With a pause the corona vaccine clinical trial and treatment to overcome the Covid-19 pandemic, according to Bogoch, indirectly has created a more health-literate community.
Bogoch further said that pauses in clinical trials are not the same as regulatory freezes, which are sometimes referred to as clinical holds imposed by health authorities such as the Food and Drug Administration (FDA).
The clinical suspension is when the FDA steps in and says it will stop certain trials because they think it is unsafe to continue based on the data they have.
The FDA still has the final stage of clinical trials of the vaccine developed by AstraZeneca, the Covid-19 vaccine developer that is superior among other vaccine candidates.
The vaccine trial is still being held in the United States, meaning the company cannot deliver a second dose of its two-dose vaccine regimen to volunteers in the US.
The delay was a result of an illness in a UK participant who was believed to have developed inflammation of the spinal cord, known as myelitis transversal.

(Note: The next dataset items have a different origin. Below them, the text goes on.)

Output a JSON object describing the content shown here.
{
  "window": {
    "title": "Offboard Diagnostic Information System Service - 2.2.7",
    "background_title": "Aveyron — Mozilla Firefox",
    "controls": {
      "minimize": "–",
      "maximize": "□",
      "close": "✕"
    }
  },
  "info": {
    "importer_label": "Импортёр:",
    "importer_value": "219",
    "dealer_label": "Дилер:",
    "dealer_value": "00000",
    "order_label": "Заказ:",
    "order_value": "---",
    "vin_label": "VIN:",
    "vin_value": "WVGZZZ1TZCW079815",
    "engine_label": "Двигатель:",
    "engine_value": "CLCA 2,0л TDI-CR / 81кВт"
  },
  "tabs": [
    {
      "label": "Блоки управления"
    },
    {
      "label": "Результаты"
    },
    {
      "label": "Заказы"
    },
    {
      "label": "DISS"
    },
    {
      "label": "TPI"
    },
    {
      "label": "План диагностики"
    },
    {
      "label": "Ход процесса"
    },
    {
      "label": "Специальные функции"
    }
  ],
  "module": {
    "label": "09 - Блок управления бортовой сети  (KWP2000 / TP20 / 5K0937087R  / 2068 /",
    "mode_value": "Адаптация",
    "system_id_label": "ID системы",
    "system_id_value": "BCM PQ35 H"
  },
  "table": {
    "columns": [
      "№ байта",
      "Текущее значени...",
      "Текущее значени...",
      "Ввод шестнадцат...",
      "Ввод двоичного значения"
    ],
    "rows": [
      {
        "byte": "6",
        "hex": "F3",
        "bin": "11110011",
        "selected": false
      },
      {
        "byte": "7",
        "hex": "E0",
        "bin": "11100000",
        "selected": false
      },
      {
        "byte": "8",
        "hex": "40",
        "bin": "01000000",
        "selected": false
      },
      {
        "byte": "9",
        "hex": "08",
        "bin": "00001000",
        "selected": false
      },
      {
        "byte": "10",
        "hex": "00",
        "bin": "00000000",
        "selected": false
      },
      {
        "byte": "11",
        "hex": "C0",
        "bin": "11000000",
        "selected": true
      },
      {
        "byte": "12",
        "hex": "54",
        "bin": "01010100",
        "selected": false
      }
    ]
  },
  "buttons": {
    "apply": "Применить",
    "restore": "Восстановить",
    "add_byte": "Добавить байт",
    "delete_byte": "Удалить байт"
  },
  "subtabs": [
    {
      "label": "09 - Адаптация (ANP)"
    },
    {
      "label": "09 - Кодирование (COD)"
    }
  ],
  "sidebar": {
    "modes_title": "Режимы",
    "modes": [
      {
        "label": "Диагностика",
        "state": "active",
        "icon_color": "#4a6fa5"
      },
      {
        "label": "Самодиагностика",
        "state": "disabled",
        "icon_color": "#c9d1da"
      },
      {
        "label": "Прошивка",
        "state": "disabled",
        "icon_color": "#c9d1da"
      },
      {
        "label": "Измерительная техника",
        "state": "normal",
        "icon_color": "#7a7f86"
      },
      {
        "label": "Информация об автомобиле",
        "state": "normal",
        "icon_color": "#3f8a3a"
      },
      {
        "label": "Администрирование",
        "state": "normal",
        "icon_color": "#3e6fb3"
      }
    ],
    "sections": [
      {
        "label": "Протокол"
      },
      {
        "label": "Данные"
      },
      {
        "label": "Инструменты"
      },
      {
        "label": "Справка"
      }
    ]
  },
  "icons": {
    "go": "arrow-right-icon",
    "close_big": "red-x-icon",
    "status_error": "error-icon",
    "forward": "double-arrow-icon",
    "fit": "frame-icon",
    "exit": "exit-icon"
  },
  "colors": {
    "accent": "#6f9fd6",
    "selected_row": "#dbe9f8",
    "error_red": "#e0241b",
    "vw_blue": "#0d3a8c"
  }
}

Although trials have resumed in the UK and other countries, in the United States the test for the corona virus vaccine is still pending.
The head of global research and development at Johnson & Johnson (J&J) Janssen, Dr Mathai Mammen said the company still had very little information on the reasons for the delay, including if a patient received a vaccine or placebo.
“It will take at least a few days for the correct information to be gathered,” said Dr Mammen.
Eli Lilly and the National Institutes of Health also did not disclose what the safety concerns were, but the company said they supported the decision of the DSMB (Data and Safety Monitoring Board), the board that oversees clinical trials of the coronavirus vaccine and treatment for Covid-19.
“Security is of utmost importance to Lilly. We recognize that because of a lot of caution, ACTIV-3’s independent data security monitoring board (DSMB) has recommended a break in registrations,” said spokeswoman Molly McCully.